DRIVERS may soon have to pay to use one of the region's busiest through routes if plans to extend a controversial congestion charging scheme in a North-East city are approved.

Durham County Council is considering the possibility of introducing charges in Milburngate, in Durham City, which has the county's busiest roundabout, to discourage motorists who are passing through the city to other destinations.

The council stresses that the charge is only a possible option and that the scheme would depend on the construction of a northern relief road, costing more than £14m, running from the A690 in the east to Aykley Heads in the north, to take traffic not headed for the city centre.

Two years ago, the city became the first in the country to introduce a modern toll road when it started levying a £2 charge for traffic using the narrow, dead-end road to the cathedral and castle.

It has been hailed a success in reducing unnecessary traffic and making the area safer for pedestrians.

The council has also introduced on-street parking charges to reduce congestion and plans to cut it further by opening three park-and-ride sites later this year.

It has submitted a bid to the Government's transport innovation fund for the relief road and toll.

But its highways manager, Roger Elphick, stressed the scheme could take eight to ten years to come to fruition and depended on the relief road being built.

"We want to encourage through traffic to use that relief road. One idea may be, and I say may be, to look at some form of extension of the road charging scheme.

"It is a really busy road. There are more than 40,000 vehicles that go over Milburngate each day. A lot of them have business in the town centre, but not that many."

Mr Elphick said details of the scheme had not yet been worked out and some form of satellite technology could be used to monitor and bill drivers rather than have a pay point that vehicles had to stop at.

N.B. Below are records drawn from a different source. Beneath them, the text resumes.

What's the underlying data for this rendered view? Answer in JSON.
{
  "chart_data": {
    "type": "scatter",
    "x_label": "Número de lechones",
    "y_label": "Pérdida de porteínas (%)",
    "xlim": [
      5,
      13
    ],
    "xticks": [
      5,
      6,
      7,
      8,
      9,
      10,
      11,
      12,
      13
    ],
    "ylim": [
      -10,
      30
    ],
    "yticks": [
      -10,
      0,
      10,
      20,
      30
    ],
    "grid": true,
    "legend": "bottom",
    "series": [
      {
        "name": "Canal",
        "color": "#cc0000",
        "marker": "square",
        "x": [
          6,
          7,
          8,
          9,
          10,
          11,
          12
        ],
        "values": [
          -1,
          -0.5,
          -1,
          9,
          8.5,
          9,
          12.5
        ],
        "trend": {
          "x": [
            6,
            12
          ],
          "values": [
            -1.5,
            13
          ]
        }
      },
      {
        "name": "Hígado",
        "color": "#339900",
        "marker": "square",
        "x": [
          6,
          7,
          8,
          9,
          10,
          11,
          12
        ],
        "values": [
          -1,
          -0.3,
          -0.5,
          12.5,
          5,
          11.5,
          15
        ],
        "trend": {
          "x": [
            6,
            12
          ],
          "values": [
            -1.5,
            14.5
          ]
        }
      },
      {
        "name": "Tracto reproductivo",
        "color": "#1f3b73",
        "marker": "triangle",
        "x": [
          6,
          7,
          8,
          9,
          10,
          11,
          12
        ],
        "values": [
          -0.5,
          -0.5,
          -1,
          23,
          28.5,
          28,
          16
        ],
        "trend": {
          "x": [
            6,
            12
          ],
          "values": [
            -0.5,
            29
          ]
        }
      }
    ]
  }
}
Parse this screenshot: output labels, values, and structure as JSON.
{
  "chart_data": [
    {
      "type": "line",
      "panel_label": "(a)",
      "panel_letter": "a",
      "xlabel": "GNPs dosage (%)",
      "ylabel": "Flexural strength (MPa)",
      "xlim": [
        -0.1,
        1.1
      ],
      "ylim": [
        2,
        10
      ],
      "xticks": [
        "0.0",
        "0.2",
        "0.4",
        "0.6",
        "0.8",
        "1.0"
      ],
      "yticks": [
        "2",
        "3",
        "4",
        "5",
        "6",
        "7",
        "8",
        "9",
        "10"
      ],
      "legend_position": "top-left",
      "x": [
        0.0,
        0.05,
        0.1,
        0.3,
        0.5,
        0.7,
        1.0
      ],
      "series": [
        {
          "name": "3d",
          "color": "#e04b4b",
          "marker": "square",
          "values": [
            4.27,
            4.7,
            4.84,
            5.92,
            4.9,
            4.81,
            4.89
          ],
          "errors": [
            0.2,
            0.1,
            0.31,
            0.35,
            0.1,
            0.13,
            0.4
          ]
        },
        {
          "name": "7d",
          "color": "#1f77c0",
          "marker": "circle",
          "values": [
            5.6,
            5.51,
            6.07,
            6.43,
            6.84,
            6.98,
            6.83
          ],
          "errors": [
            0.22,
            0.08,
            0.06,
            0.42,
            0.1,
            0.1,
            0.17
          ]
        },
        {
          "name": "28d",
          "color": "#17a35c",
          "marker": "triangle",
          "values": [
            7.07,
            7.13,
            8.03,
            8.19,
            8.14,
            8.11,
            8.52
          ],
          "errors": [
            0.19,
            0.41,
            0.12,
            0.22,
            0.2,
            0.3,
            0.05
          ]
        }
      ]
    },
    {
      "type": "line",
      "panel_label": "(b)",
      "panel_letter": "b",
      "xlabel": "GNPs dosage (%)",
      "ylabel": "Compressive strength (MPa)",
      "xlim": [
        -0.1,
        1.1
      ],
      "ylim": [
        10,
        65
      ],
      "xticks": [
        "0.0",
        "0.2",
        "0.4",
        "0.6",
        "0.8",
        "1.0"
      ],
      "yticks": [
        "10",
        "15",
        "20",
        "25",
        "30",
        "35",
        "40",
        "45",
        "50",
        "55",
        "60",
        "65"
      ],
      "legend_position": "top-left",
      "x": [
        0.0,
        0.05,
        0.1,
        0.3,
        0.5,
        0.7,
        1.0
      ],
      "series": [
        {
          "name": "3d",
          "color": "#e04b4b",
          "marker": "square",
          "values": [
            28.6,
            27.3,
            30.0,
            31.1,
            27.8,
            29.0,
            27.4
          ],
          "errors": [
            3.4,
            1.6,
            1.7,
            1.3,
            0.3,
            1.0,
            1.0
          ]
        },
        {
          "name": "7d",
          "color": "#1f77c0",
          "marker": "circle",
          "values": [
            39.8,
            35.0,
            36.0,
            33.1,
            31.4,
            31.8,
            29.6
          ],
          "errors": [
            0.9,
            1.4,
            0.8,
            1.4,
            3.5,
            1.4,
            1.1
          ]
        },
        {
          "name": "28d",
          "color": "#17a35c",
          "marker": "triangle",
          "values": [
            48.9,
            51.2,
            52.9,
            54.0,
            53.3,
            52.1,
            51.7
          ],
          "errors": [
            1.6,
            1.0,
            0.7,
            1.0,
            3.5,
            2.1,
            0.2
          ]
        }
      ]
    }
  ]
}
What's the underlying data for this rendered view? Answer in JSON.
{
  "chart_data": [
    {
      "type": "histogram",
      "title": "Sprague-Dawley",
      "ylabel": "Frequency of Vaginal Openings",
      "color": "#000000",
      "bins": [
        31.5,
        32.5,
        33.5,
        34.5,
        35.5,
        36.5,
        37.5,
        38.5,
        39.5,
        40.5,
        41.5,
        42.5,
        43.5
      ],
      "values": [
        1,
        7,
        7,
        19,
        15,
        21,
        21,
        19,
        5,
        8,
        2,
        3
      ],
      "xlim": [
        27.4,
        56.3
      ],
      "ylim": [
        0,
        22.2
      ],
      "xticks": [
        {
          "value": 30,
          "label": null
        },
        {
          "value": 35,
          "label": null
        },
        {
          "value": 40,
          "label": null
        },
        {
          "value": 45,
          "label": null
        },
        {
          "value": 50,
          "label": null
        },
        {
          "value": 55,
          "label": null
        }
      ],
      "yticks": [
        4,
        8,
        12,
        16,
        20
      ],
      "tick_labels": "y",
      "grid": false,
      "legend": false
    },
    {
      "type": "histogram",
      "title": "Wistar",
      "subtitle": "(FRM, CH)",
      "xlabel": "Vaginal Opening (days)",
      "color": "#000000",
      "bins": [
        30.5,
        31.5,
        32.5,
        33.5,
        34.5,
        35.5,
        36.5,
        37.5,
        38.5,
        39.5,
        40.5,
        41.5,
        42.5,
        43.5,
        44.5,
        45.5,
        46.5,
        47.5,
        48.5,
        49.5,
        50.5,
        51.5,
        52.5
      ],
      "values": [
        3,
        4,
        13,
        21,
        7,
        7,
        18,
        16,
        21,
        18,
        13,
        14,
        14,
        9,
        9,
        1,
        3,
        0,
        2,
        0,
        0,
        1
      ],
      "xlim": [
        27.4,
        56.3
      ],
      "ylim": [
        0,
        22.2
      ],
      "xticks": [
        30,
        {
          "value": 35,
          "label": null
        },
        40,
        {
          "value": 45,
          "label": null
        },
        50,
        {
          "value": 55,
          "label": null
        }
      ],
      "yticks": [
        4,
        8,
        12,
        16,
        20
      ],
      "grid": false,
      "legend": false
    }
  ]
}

Colin Wilkes, of the Durham Markets Company and the Durham City Forum, said traders were already worried that many people in the region had the erroneous impression that people had to pay to get into Durham when the existing charge only applied to one road.

He said: "It would be awkward to have another toll at the city's doorstep. We wouldn't be rushing to support that unless there were obvious benefits.

"Durham can be rightly proud of its many assets, but I don't think we would want to be known as toll city."

Roger Cornwell, chairman of the City of Durham Trust, said he feared a new toll road could drive people to shop elsewhere.

He said the council should wait and see what impact the park-and-ride schemes had before considering toll charges.